The best part is, I really do feel like I’m growing as a writer. I’ve looked into how to grow your audience so that more people will read your work. It involves a lot of engaging with other communities and bringing them back to your own. Honestly, that doesn’t interest me much. I do it from time to time, but it’s mostly to see how others are holding up with their own work rather than advertising my stuff. So when I see I have well over a hundred followers without actually publicizing my work, I can be relatively confident that it speaks to the quality of what I produce more than anything else.

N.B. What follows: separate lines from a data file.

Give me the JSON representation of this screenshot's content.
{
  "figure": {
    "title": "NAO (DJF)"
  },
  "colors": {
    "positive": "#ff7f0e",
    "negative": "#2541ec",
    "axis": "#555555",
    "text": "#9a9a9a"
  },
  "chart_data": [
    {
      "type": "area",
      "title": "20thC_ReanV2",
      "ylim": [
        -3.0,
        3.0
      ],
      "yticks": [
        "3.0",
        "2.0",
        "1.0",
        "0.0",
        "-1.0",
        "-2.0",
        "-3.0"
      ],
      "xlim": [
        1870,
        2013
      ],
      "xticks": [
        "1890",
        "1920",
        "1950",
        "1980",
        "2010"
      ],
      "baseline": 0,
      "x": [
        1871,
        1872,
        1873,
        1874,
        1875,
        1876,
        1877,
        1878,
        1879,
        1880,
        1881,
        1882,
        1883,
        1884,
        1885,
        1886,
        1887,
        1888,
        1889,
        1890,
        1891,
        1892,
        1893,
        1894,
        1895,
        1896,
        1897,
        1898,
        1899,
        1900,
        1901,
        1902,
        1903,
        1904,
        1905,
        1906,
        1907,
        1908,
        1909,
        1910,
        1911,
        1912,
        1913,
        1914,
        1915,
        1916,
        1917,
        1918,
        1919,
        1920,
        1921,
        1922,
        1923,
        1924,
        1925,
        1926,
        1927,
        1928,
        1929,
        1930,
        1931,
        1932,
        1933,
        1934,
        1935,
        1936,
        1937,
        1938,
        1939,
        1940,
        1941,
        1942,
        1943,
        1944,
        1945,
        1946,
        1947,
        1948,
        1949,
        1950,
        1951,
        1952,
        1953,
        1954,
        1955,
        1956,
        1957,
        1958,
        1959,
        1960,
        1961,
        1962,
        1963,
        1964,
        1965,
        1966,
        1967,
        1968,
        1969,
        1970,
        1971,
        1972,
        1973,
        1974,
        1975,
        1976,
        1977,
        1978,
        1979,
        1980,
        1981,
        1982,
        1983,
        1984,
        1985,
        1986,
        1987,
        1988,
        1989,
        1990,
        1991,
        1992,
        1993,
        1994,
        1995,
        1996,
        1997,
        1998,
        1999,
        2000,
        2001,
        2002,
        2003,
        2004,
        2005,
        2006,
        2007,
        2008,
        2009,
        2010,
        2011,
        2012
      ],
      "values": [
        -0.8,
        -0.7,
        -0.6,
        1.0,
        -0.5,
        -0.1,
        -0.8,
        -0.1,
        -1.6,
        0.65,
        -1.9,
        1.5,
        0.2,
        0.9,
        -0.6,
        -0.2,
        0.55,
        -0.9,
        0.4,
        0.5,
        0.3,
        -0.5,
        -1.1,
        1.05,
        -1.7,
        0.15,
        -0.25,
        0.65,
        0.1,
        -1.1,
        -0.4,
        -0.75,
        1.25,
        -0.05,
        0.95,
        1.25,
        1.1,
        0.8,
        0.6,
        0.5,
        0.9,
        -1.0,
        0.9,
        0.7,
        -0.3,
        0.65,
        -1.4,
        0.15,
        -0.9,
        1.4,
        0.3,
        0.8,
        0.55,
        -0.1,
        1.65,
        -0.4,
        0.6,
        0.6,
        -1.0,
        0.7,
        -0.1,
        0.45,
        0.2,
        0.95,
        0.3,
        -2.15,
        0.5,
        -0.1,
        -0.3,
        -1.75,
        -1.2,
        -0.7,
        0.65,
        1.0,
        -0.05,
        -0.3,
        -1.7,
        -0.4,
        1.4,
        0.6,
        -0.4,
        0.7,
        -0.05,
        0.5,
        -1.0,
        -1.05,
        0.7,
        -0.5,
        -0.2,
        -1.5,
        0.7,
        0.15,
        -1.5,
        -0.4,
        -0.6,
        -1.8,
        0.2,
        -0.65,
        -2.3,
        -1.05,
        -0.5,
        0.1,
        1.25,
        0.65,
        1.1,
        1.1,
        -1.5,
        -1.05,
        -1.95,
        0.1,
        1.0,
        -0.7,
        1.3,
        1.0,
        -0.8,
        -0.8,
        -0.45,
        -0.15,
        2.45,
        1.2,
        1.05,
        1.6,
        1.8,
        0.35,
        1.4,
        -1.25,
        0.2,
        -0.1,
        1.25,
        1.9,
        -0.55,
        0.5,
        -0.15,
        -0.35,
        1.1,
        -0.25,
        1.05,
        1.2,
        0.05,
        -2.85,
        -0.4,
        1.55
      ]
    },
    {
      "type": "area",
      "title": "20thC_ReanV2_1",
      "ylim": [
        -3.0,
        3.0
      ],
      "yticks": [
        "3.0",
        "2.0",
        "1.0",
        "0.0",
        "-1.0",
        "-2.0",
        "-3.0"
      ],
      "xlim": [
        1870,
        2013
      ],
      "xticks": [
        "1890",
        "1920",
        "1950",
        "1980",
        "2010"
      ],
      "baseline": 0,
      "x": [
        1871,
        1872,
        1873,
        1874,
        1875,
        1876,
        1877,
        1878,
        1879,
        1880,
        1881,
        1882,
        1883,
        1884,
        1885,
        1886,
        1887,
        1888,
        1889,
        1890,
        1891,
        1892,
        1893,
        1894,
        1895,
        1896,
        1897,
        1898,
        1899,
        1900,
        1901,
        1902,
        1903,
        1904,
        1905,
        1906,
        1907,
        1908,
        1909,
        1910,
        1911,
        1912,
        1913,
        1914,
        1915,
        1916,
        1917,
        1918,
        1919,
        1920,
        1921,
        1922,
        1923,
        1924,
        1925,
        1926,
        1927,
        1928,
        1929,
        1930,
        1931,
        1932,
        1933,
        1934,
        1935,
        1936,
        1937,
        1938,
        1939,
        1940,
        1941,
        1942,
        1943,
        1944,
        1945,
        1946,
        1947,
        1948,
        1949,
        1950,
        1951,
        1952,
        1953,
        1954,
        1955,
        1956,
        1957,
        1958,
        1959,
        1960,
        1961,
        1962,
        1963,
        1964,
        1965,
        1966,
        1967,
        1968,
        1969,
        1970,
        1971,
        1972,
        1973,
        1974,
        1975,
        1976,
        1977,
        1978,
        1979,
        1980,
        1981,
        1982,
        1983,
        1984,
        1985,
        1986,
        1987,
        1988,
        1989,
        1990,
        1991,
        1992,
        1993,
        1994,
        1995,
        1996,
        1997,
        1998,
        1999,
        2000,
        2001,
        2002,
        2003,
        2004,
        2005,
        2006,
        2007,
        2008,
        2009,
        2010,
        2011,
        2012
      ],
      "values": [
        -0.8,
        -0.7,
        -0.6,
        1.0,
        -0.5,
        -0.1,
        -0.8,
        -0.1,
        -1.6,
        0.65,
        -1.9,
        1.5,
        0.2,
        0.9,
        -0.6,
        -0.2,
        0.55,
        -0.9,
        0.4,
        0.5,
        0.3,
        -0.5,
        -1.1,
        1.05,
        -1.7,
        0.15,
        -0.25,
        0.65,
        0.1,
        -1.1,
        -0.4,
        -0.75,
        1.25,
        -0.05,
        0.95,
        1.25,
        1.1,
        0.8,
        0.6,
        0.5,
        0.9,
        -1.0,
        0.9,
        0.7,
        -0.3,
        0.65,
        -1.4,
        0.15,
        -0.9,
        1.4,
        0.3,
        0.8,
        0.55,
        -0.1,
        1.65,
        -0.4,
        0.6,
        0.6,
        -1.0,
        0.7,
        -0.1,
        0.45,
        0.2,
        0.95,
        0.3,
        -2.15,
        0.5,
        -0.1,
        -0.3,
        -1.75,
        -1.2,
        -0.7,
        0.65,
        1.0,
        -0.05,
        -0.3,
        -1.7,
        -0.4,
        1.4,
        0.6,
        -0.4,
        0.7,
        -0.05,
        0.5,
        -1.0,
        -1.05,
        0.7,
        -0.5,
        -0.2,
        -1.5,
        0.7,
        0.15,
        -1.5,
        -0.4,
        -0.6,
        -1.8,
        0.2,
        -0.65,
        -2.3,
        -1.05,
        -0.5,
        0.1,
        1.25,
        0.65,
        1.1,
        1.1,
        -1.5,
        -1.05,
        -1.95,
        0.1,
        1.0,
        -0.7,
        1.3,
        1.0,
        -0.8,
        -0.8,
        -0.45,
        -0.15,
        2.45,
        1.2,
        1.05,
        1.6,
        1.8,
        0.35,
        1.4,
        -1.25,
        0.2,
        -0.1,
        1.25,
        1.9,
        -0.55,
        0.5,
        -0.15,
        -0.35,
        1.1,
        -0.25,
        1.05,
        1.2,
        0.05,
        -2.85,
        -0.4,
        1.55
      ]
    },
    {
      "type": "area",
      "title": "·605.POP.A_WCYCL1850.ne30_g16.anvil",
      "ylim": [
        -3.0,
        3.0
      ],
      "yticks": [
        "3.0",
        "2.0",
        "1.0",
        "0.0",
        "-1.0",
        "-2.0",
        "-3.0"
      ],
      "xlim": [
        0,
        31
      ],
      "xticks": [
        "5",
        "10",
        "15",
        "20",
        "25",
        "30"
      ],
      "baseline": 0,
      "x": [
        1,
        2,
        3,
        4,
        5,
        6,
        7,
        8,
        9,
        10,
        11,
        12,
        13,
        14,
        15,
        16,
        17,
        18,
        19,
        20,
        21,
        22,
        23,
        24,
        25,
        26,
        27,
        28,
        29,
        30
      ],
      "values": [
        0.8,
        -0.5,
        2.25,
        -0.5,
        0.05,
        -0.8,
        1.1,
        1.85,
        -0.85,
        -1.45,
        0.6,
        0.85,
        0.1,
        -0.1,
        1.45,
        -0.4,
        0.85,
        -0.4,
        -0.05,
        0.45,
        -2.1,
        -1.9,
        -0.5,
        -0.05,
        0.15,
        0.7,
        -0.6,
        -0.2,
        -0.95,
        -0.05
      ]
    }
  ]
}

I’ve recently started thinking a lot about how I personally view myself, and I’m happy to say that I’ve finally started to unconsciously view my self-worth in terms of my writing. That’s good because I honestly feel like I’m, generally speaking, pretty good at it. I have a lot to learn, obviously, but after eight-ish years of writing garbage, I’m slowly gaining respect for the more recent stories I’ve been working on.

Last year I submitted an application for the 2017 Writing Excuses Retreat. Of the three writing samples I submitted, the three things I considered my best works, one was written in 2014, and the other two were written in 2016. I still think that they’re alright, but I don’t think that they can compare to newer stories like, well, any of the short flash fiction stories I’ve written in 2018. It proves I’ve made some progress.

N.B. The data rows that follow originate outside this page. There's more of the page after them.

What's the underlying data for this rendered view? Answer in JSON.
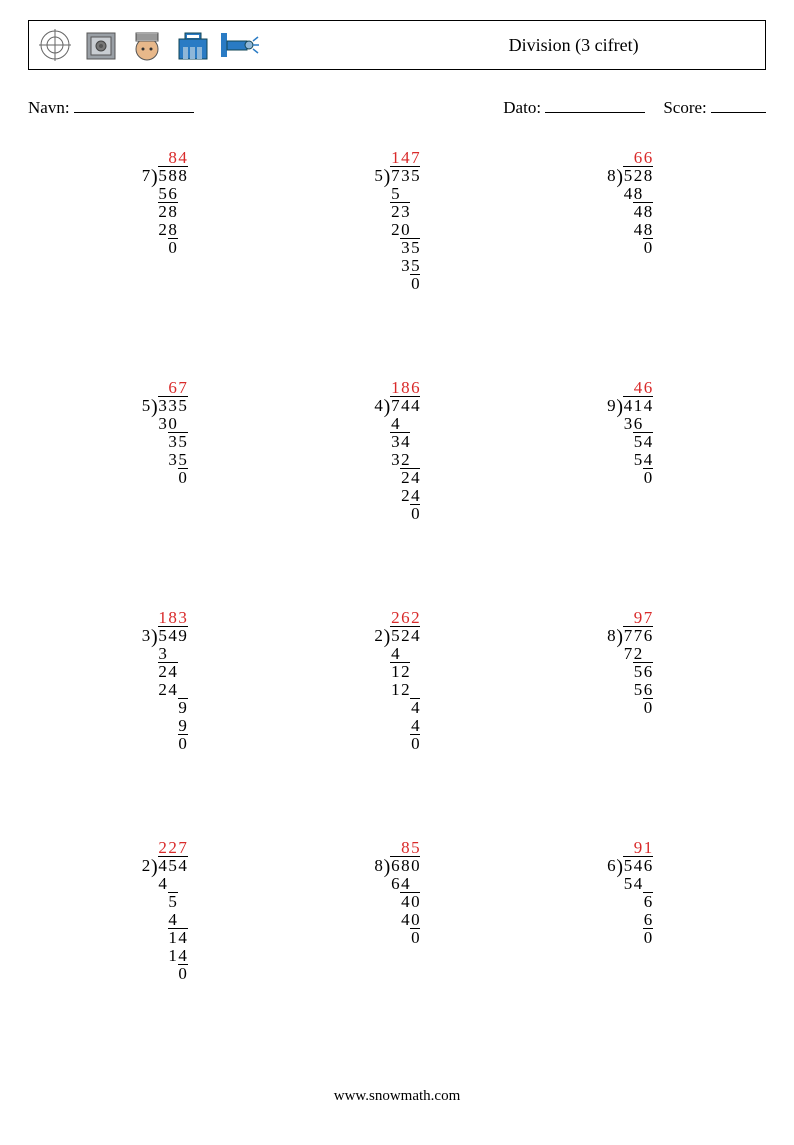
{
  "title": "Division (3 cifret)",
  "meta": {
    "name_label": "Navn:",
    "date_label": "Dato:",
    "score_label": "Score:",
    "name_blank_width": 120,
    "date_blank_width": 100,
    "score_blank_width": 55
  },
  "colors": {
    "quotient": "#d92a2a",
    "text": "#000000",
    "background": "#ffffff",
    "icon_blue": "#2a7bc4",
    "icon_gray": "#888888",
    "icon_skin": "#e8b88a"
  },
  "fonts": {
    "body_family": "Georgia, serif",
    "problem_size_pt": 13,
    "title_size_pt": 14,
    "meta_size_pt": 13
  },
  "footer": "www.snowmath.com",
  "icon_names": [
    "target-icon",
    "safe-icon",
    "prisoner-icon",
    "police-station-icon",
    "cctv-icon"
  ],
  "problems": [
    {
      "divisor": 7,
      "dividend": 588,
      "quotient": 84,
      "steps": [
        {
          "sub": 56,
          "col": 0,
          "w": 2
        },
        {
          "bring": 28,
          "col": 0,
          "w": 2,
          "bt": 2
        },
        {
          "sub": 28,
          "col": 0,
          "w": 2
        },
        {
          "rem": 0,
          "col": 1,
          "w": 1,
          "bt": 1
        }
      ]
    },
    {
      "divisor": 5,
      "dividend": 735,
      "quotient": 147,
      "steps": [
        {
          "sub": 5,
          "col": 0,
          "w": 1
        },
        {
          "bring": 23,
          "col": 0,
          "w": 2,
          "bt": 2
        },
        {
          "sub": 20,
          "col": 0,
          "w": 2
        },
        {
          "bring": 35,
          "col": 1,
          "w": 2,
          "bt": 2
        },
        {
          "sub": 35,
          "col": 1,
          "w": 2
        },
        {
          "rem": 0,
          "col": 2,
          "w": 1,
          "bt": 1
        }
      ]
    },
    {
      "divisor": 8,
      "dividend": 528,
      "quotient": 66,
      "steps": [
        {
          "sub": 48,
          "col": 0,
          "w": 2
        },
        {
          "bring": 48,
          "col": 1,
          "w": 2,
          "bt": 2
        },
        {
          "sub": 48,
          "col": 1,
          "w": 2
        },
        {
          "rem": 0,
          "col": 2,
          "w": 1,
          "bt": 1
        }
      ]
    },
    {
      "divisor": 5,
      "dividend": 335,
      "quotient": 67,
      "steps": [
        {
          "sub": 30,
          "col": 0,
          "w": 2
        },
        {
          "bring": 35,
          "col": 1,
          "w": 2,
          "bt": 2
        },
        {
          "sub": 35,
          "col": 1,
          "w": 2
        },
        {
          "rem": 0,
          "col": 2,
          "w": 1,
          "bt": 1
        }
      ]
    },
    {
      "divisor": 4,
      "dividend": 744,
      "quotient": 186,
      "steps": [
        {
          "sub": 4,
          "col": 0,
          "w": 1
        },
        {
          "bring": 34,
          "col": 0,
          "w": 2,
          "bt": 2
        },
        {
          "sub": 32,
          "col": 0,
          "w": 2
        },
        {
          "bring": 24,
          "col": 1,
          "w": 2,
          "bt": 2
        },
        {
          "sub": 24,
          "col": 1,
          "w": 2
        },
        {
          "rem": 0,
          "col": 2,
          "w": 1,
          "bt": 1
        }
      ]
    },
    {
      "divisor": 9,
      "dividend": 414,
      "quotient": 46,
      "steps": [
        {
          "sub": 36,
          "col": 0,
          "w": 2
        },
        {
          "bring": 54,
          "col": 1,
          "w": 2,
          "bt": 2
        },
        {
          "sub": 54,
          "col": 1,
          "w": 2
        },
        {
          "rem": 0,
          "col": 2,
          "w": 1,
          "bt": 1
        }
      ]
    },
    {
      "divisor": 3,
      "dividend": 549,
      "quotient": 183,
      "steps": [
        {
          "sub": 3,
          "col": 0,
          "w": 1
        },
        {
          "bring": 24,
          "col": 0,
          "w": 2,
          "bt": 2
        },
        {
          "sub": 24,
          "col": 0,
          "w": 2
        },
        {
          "bring": 9,
          "col": 2,
          "w": 1,
          "bt": 1
        },
        {
          "sub": 9,
          "col": 2,
          "w": 1
        },
        {
          "rem": 0,
          "col": 2,
          "w": 1,
          "bt": 1
        }
      ]
    },
    {
      "divisor": 2,
      "dividend": 524,
      "quotient": 262,
      "steps": [
        {
          "sub": 4,
          "col": 0,
          "w": 1
        },
        {
          "bring": 12,
          "col": 0,
          "w": 2,
          "bt": 2
        },
        {
          "sub": 12,
          "col": 0,
          "w": 2
        },
        {
          "bring": 4,
          "col": 2,
          "w": 1,
          "bt": 1
        },
        {
          "sub": 4,
          "col": 2,
          "w": 1
        },
        {
          "rem": 0,
          "col": 2,
          "w": 1,
          "bt": 1
        }
      ]
    },
    {
      "divisor": 8,
      "dividend": 776,
      "quotient": 97,
      "steps": [
        {
          "sub": 72,
          "col": 0,
          "w": 2
        },
        {
          "bring": 56,
          "col": 1,
          "w": 2,
          "bt": 2
        },
        {
          "sub": 56,
          "col": 1,
          "w": 2
        },
        {
          "rem": 0,
          "col": 2,
          "w": 1,
          "bt": 1
        }
      ]
    },
    {
      "divisor": 2,
      "dividend": 454,
      "quotient": 227,
      "steps": [
        {
          "sub": 4,
          "col": 0,
          "w": 1
        },
        {
          "bring": 5,
          "col": 1,
          "w": 1,
          "bt": 1
        },
        {
          "sub": 4,
          "col": 1,
          "w": 1
        },
        {
          "bring": 14,
          "col": 1,
          "w": 2,
          "bt": 2
        },
        {
          "sub": 14,
          "col": 1,
          "w": 2
        },
        {
          "rem": 0,
          "col": 2,
          "w": 1,
          "bt": 1
        }
      ]
    },
    {
      "divisor": 8,
      "dividend": 680,
      "quotient": 85,
      "steps": [
        {
          "sub": 64,
          "col": 0,
          "w": 2
        },
        {
          "bring": 40,
          "col": 1,
          "w": 2,
          "bt": 2
        },
        {
          "sub": 40,
          "col": 1,
          "w": 2
        },
        {
          "rem": 0,
          "col": 2,
          "w": 1,
          "bt": 1
        }
      ]
    },
    {
      "divisor": 6,
      "dividend": 546,
      "quotient": 91,
      "steps": [
        {
          "sub": 54,
          "col": 0,
          "w": 2
        },
        {
          "bring": 6,
          "col": 2,
          "w": 1,
          "bt": 1
        },
        {
          "sub": 6,
          "col": 2,
          "w": 1
        },
        {
          "rem": 0,
          "col": 2,
          "w": 1,
          "bt": 1
        }
      ]
    }
  ]
}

By this time next year, I hope to be working on publishing a Lisa Stenton book, complete with twelve 5,000 word short stories. It wouldn’t be the first thing I’ve published, but it would still be a huge step forward for me. Here’s hoping.

Me — Too Many Ideas

The problem with getting so many good ideas is that you can’t use all of them. Couldn’t even begin to. I’m sure I’m no different from every other creative person in that I have a list of cool ideas I don’t want to lose, but I know half of them (at best) will never see the light of day.

I just thought of a really cool idea for a game, that I could maybe turn into a short story, and then while watching a movie today I caught the tail end of an aesthetic I really enjoyed. I could perhaps marry the two ideas, but in the end, the idea I have is for a game, not a story. I’m not going to say what that idea is (though I will tell you, Dev, next time I get the chance to talk to you in person), but it has a chance of being the story that publishes on Friday. On one hand, this is good. Having good ideas you don’t have time for end up saying a lot about the ideas you do end up putting effort into. But on the other, it’s frustrating.

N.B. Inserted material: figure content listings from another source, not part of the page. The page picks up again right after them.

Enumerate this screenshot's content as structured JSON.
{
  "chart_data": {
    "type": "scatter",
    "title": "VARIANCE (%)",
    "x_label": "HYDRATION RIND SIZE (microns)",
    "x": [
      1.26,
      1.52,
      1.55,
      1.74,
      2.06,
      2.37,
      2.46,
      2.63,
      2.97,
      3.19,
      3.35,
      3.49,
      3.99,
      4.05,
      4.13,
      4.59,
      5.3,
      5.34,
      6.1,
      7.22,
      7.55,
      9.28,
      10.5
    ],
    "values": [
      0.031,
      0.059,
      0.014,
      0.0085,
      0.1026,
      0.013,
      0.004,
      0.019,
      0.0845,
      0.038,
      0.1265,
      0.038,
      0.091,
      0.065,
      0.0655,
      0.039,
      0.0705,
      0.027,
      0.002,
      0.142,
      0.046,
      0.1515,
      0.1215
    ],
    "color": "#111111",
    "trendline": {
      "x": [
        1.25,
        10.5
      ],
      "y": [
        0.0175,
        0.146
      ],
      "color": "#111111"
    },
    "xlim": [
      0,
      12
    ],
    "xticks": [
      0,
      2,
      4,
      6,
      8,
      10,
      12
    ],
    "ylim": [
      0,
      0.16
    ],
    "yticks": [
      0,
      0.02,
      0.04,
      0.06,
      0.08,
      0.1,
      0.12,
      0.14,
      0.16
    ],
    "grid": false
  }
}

I had a really cool idea about a novel where the protagonist was one of a million in an army against a small group of (we’ll call them) adventurers. The idea wasn’t so much of putting focus and sympathy into one of the orcs that gets decapitated by Aragorn’s sword, but rather the angle I had presented looked more like “these four people are bad news, and have godlike powers compared to the common man. How can we make the common man have a fighting chance?”

The ten second pitch for the idea was “imagine playing chess where one side only has 16 pawns and the other side has a knight, bishop, rook, and queen”.

I’ve tabled that idea for now, though. Not because I don’t like it or because I ran into problems. Actually, the only reason I haven’t already tried my hand writing that story was because the idea for Spear Gate swooped in while I was putting it together, and it whisked me away. I still plan on visiting it. I even tried framing it into Spear Gate. But in the end, it didn’t work. There’s a lot to the framework of the story that I didn’t explain, and that framework clashed with what I had in mind for Spear Gate. So it’s been on the back-burner for a while.

The worst part is I still haven’t been able to figure out how to hold my personal interest in the novels I’m working on. I resolved to write Spear Gate until I reached the end, but I’m starting to doubt if I can. I really need to get out of the habit of quitting on long projects before I’m even halfway through, but I don’t see how that’s possible when that new cool idea comes along. I would highly doubt this is a rare problem authors face, and yet I’ve never seen or heard any advice on how to tackle it.

Sometimes, new ideas can be a curse.